STI down 0.5% as Wall Street stings

US stocks may have posted worst start to April since Great Depression, but DBS market experts expect STI to break out to 3,500 soon

Singapore shares opened weaker yesterday, after US equities on Wall Street posted their worst start to April since the Great Depression in 1929.

Investors took their cue from overnight US markets, which tumbled on the first trading session back after the Easter weekend, both on trade war fears and a bearish turn for technology stocks.

Adding to the market's nervousness was US President Donald Trump's repeated threat to tear up the North American Free Trade Agreement, and tweets that Mexico was doing too little to counter illegal immigration into the US.

The Straits Times Index (STI) traded within a tight range of 3,387.38 to 3,412.15, before settling at its intraday high of 3,412.15, down 0.54 per cent, or 18.61 points, from Monday's close. More than 1.5 billion shares worth $1.2 billion changed hands, with 147 gainers to 263 losers.

Yangzijiang Shipbuilding, Genting Singapore and Sembcorp Industries were among the losers, while gainers included Thai Beverage Public Company, Golden Agri-Resources and Hongkong Land.


Ms Pan Jingyi, market strategist at IG, warned that worries remain, with Mr Trump renewing criticisms about Amazon and China's tariff retaliation further hammering sentiment.

"More importantly, we have witnessed US markets breaching key technical supports and that piled on the pressure. For the S&P 500 index, that had been the slide and it closed below its 200-day moving average of 2,589.85 on Monday just as the Dow plummeted to the lowest level this year, making its way to a lower low," she said.

Ms Pan said the price action certainly suggests that there could be more pain ahead.

"Both the anticipation about the list of targeted Chinese imports from the US and expectation for wage inflation to pick up in the upcoming March reading do not bode well for equity markets, which will be closely watched in upcoming sessions," she said.

Crude oil held losses below US$64 a barrel as the risk of a trade war between China and the US rattled a market that is already grappling with swelling inventories.

In its monthly strategy report, DBS market experts Yeo Kee Yan and Janice Chua expect the STI to break out from 3,400 to 3,500 in one to two months.

"STI's narrowing consolidation range has tightened to between 3,400 and 3,500. Expect a breakout latest by May," the analysts said.

The directional break will depend on how the US-China trade skirmish unfolds, the coming first quarter 2018 earnings season as well as corporate earnings revision trend.

The duo are keeping their base-case assumption for STI's year-end target at 3,715.


As inflationary pressures pick up, with the US Federal Reserve turning more hawkish and trade tariffs driving up the cost of goods in the US, they said inflation hedges and related stocks /exchange traded funds (ETF) should benefit.

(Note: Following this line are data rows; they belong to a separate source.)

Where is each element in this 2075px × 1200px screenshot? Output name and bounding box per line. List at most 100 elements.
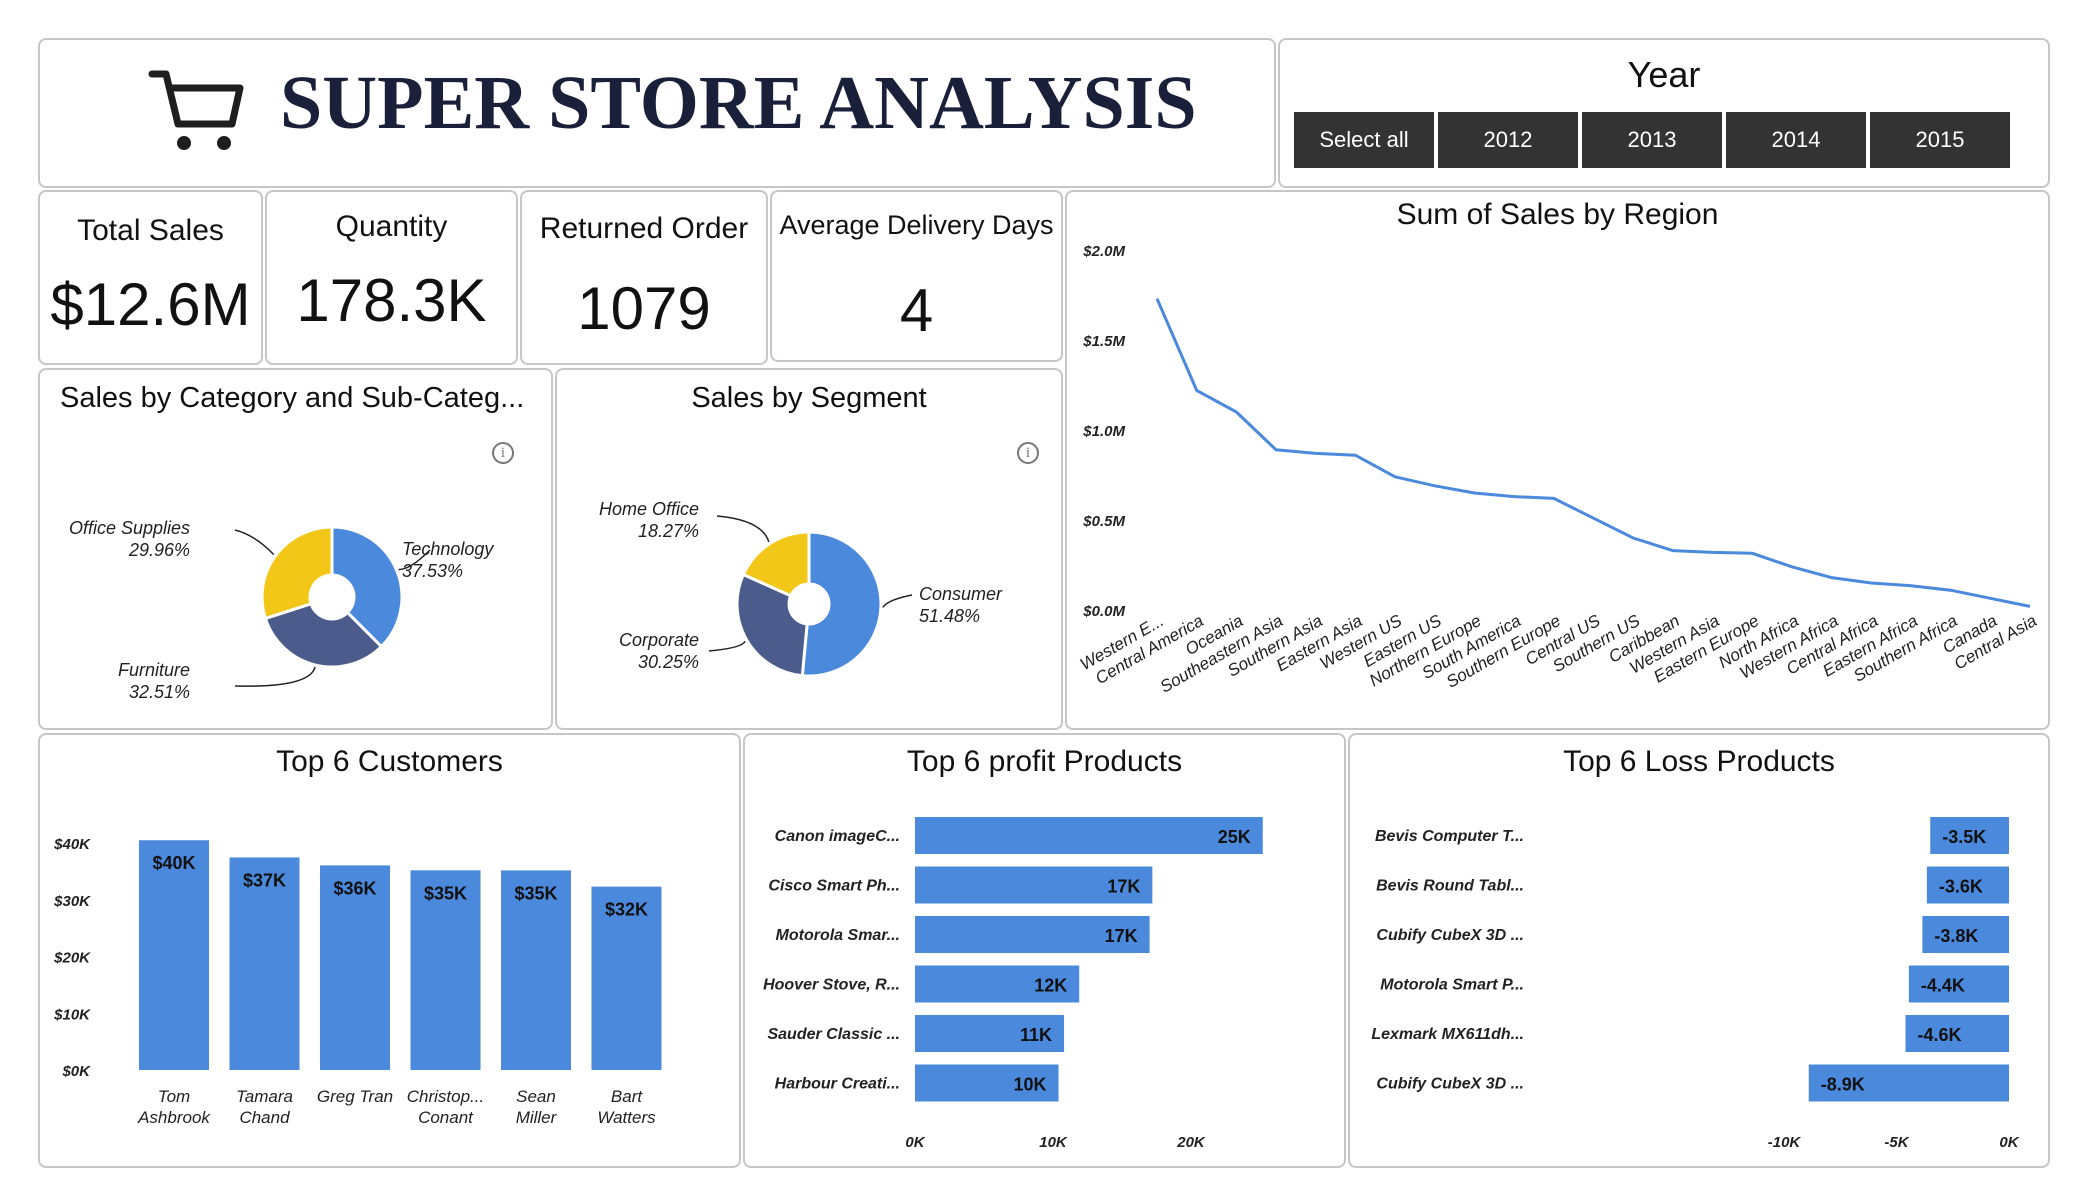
y-category-label: Cisco Smart Ph... [768, 878, 900, 895]
profit-chart-panel: Top 6 profit Products 25K Canon imageC...… [743, 733, 1346, 1168]
slice-label: Home Office [599, 499, 699, 519]
year-slicer: Year Select all 2012 2013 2014 2015 [1278, 38, 2050, 188]
bar-value-label: $32K [605, 900, 648, 920]
loss-chart-panel: Top 6 Loss Products -3.5K Bevis Computer … [1348, 733, 2050, 1168]
bar [139, 840, 209, 1070]
kpi-label: Quantity [335, 210, 448, 243]
y-category-label: Canon imageC... [775, 828, 900, 845]
slice-label: Technology [402, 539, 494, 559]
slice-value-label: 29.96% [128, 540, 190, 560]
y-category-label: Motorola Smar... [776, 927, 900, 944]
leader-line [716, 515, 770, 543]
x-tick-label: Tom [158, 1087, 190, 1106]
y-tick-label: $0.5M [1082, 513, 1125, 530]
y-tick-label: $0.0M [1082, 603, 1125, 620]
kpi-value: 1079 [577, 275, 711, 342]
y-tick-label: $30K [53, 893, 91, 910]
x-tick-label: 0K [905, 1134, 925, 1151]
slice-value-label: 37.53% [402, 561, 463, 581]
profit-bar-chart: 25K Canon imageC... 17K Cisco Smart Ph... 17… [763, 817, 1263, 1151]
y-category-label: Bevis Computer T... [1375, 828, 1524, 845]
bar-value-label: 17K [1105, 926, 1138, 946]
kpi-value: 4 [899, 277, 934, 344]
slice-value-label: 51.48% [919, 606, 980, 626]
x-tick-label: Chand [239, 1108, 290, 1127]
bar-value-label: $40K [152, 853, 195, 873]
bar-value-label: 25K [1218, 827, 1251, 847]
y-tick-label: $2.0M [1082, 243, 1125, 260]
y-tick-label: $1.5M [1082, 333, 1125, 350]
x-tick-label: -5K [1884, 1134, 1909, 1151]
bar-value-label: -4.6K [1918, 1025, 1962, 1045]
y-category-label: Motorola Smart P... [1380, 977, 1524, 994]
x-tick-label: 20K [1176, 1134, 1206, 1151]
x-tick-label: 0K [1999, 1134, 2019, 1151]
x-tick-label: Tamara [236, 1087, 293, 1106]
slice-value-label: 32.51% [129, 682, 190, 702]
x-tick-label: Greg Tran [317, 1087, 393, 1106]
y-category-label: Harbour Creati... [775, 1076, 900, 1093]
x-tick-label: Sean [516, 1087, 556, 1106]
y-tick-label: $20K [53, 950, 91, 967]
x-tick-label: Christop... [407, 1087, 484, 1106]
bar-value-label: -4.4K [1921, 976, 1965, 996]
bar-value-label: 11K [1020, 1025, 1052, 1045]
year-option-select-all[interactable]: Select all [1294, 112, 1434, 168]
bar [915, 817, 1263, 854]
kpi-returned-order: Returned Order 1079 [520, 190, 768, 365]
kpi-label: Total Sales [77, 214, 224, 247]
kpi-delivery-days: Average Delivery Days 4 [770, 190, 1063, 362]
x-tick-label: -10K [1768, 1134, 1802, 1151]
y-category-label: Lexmark MX611dh... [1371, 1026, 1524, 1043]
y-category-label: Hoover Stove, R... [763, 977, 900, 994]
bar-value-label: -3.6K [1939, 877, 1983, 897]
bar-value-label: 17K [1107, 877, 1140, 897]
pie-slice [800, 530, 883, 678]
year-option-2012[interactable]: 2012 [1438, 112, 1578, 168]
x-tick-label: Ashbrook [137, 1108, 211, 1127]
bar-value-label: -8.9K [1821, 1075, 1865, 1095]
customers-chart-panel: Top 6 Customers $0K $10K $20K $30K $40K $40K T… [38, 733, 741, 1168]
segment-chart-panel: Sales by Segment i Consumer 51.48% Corpora… [555, 368, 1063, 730]
bar-value-label: $36K [333, 878, 376, 898]
kpi-quantity: Quantity 178.3K [265, 190, 518, 365]
kpi-label: Returned Order [539, 212, 749, 245]
slice-label: Consumer [919, 584, 1003, 604]
slice-value-label: 30.25% [638, 652, 699, 672]
leader-line [708, 640, 746, 652]
kpi-value: $12.6M [50, 271, 251, 338]
leader-line [882, 594, 913, 608]
kpi-total-sales: Total Sales $12.6M [38, 190, 263, 365]
header-panel: SUPER STORE ANALYSIS [38, 38, 1276, 188]
kpi-value: 178.3K [296, 267, 487, 334]
x-tick-label: 10K [1039, 1134, 1068, 1151]
kpi-label: Average Delivery Days [779, 210, 1054, 240]
region-chart-panel: Sum of Sales by Region $0.0M $0.5M $1.0M $1… [1065, 190, 2050, 730]
y-tick-label: $1.0M [1082, 423, 1125, 440]
y-tick-label: $40K [53, 836, 91, 853]
y-category-label: Cubify CubeX 3D ... [1376, 1076, 1524, 1093]
slice-label: Furniture [118, 660, 190, 680]
year-option-2015[interactable]: 2015 [1870, 112, 2010, 168]
bar-value-label: 10K [1013, 1075, 1046, 1095]
bar-value-label: $35K [514, 883, 557, 903]
y-tick-label: $10K [53, 1006, 91, 1023]
y-category-label: Sauder Classic ... [767, 1026, 900, 1043]
x-tick-label: Watters [597, 1108, 656, 1127]
customers-bar-chart: $0K $10K $20K $30K $40K $40K Tom Ashbrook $37K Ta… [53, 836, 662, 1127]
bar-value-label: -3.5K [1942, 827, 1986, 847]
bar-value-label: 12K [1034, 976, 1067, 996]
category-chart-panel: Sales by Category and Sub-Categ... i Tec… [38, 368, 553, 730]
loss-bar-chart: -3.5K Bevis Computer T... -3.6K Bevis Round… [1371, 817, 2020, 1151]
shopping-cart-icon [148, 70, 244, 150]
segment-donut-chart: Consumer51.48% Corporate30.25% Home Office… [599, 499, 1003, 678]
slice-label: Corporate [619, 630, 699, 650]
year-option-2013[interactable]: 2013 [1582, 112, 1722, 168]
slice-label: Office Supplies [69, 518, 190, 538]
series-line [1155, 298, 2031, 608]
category-donut-chart: Technology37.53% Furniture32.51% Office Su… [69, 518, 494, 702]
year-option-2014[interactable]: 2014 [1726, 112, 1866, 168]
x-tick-label: Conant [418, 1108, 474, 1127]
region-line-chart: $0.0M$0.5M$1.0M$1.5M$2.0MWestern E...Cen… [1077, 243, 2040, 697]
leader-line [234, 666, 316, 687]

These include gold US$ ETF, oil-related stocks such as rigbuilders Keppel Corp, Sembcorp Industries and Sembcorp Marine.

Investors could also look at Lyxor Commodity US$ ETF, Lyxor CRB Ex-Energy US$ ETF, as well as commodity stocks such as Olam, Wilmar, Bumitama and First Resources.

In terms of commercial and residential properties, DBS likes City Developments, UOL, Roxy Pacific, CapitaLand and Hong Fok.

However, manufacturing stocks with China operations, such as Hi-P and Sunningdale, are expected to be affected by the US-China trade skirmish, which Mr Yeo and Ms Chua expect could drag on till the November US mid-term election or escalate into a trade war involving multiple nations.

United Overseas Bank and ST Engineering top the research house's list of big-cap stocks with good dividend payouts.